How many times has this happened?
A book, a lecture, an article, a radio or TV program, a photographic essay, a blog post, a discussion covering Washington takes place and leaves out Alexandria. Sometimes it’s understandable, but this is a city founded forty years before the first cornerstone for the District of Columbia was laid in the southern tip of Alexandria.
Those who call the port city home are so used to it, they just shrug their shoulders when they’re snubbed, move on, and wait for the ones that are more inclusive.
As someone who has felt bad when those walls go up, I’m happy to say a new book about Washington does include Alexandria. Garrett Peck’s fourth book is titled Capital Beer: A Heady History of Brewing in Washington, D.C.

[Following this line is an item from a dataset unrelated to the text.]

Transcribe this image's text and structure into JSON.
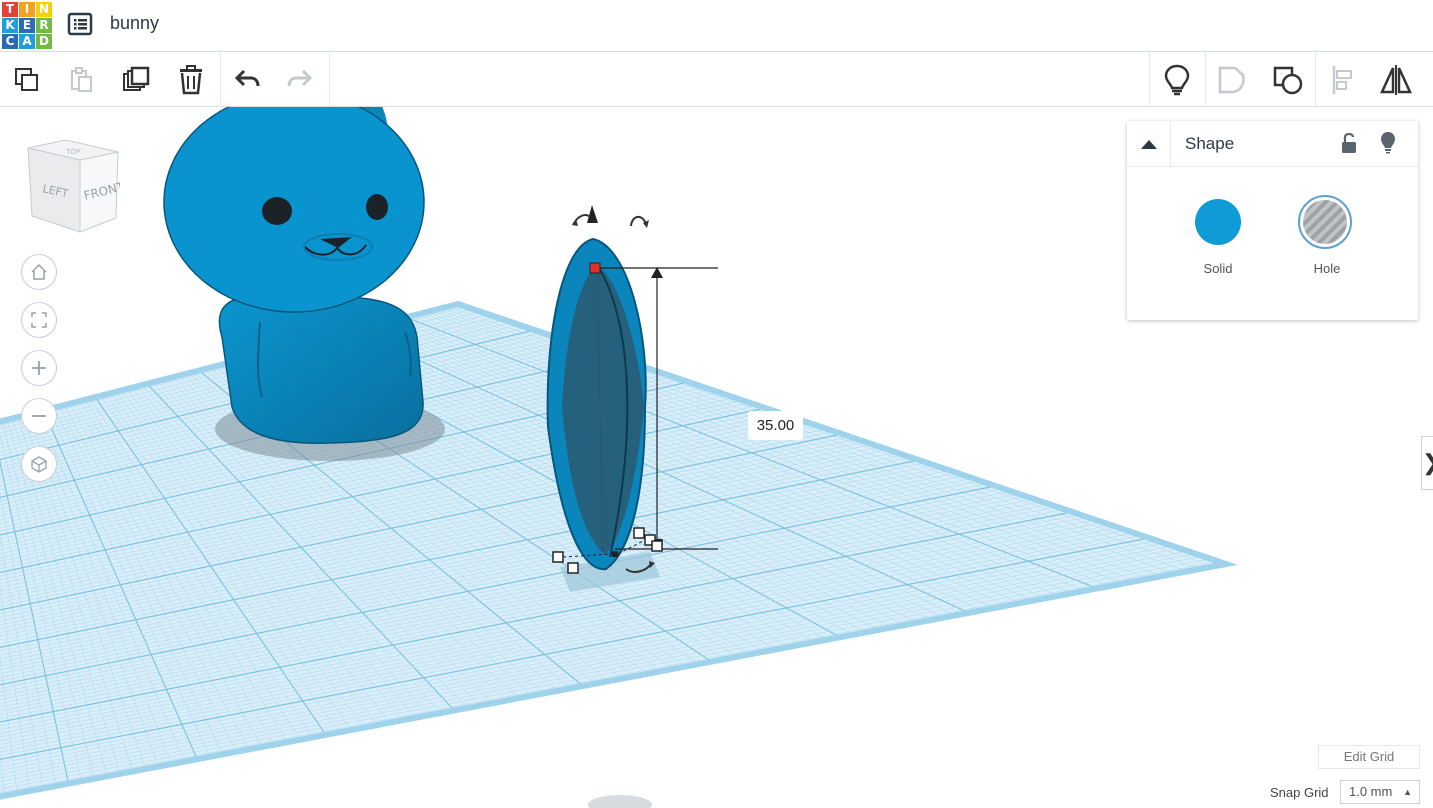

Garrett is appearing throughout the area, including Alexandria. The one that caught my attention is Saturday, March 29 at 1:30 at the Queen Street Library. After his talk, an optional walking tour of relevant sites will take place. They include the Old Presbyterian Meeting House where Andrew Wales, the seaport’s first brewer, rests in peace. Also on tap (ha, ha) is Wales Alley and the site where he brewed beer.
All that will work up a thirst, which can be quenched at Virtue Restaurant. The Library can’t sponsor events with alcohol, so it’s buy your own.
Haven’t picked up Garrett’s book yet, but we see 46 search hits for Alexandria. He touches on other brewers in Alexandria, names I had not heard of such as Entwistle. One of the historical markers talks about the West End Brewery but I never learned anything else about it. And of course, he devotes time to the biggest one of all, Robert Portner, whose mammoth plant spread out all over what is now the Trader Joes area on the North Side (Portner's descendents will re-kindle the family fires sometime this year with a new brewery.)
Looking forward to the book and the tour. Come one, come all, Alexandria welcomes all!
WAMU’s Metro Connections with Rebecca Sheir talks with Garrett at 1 pm, and it replays on Saturday at 7 am.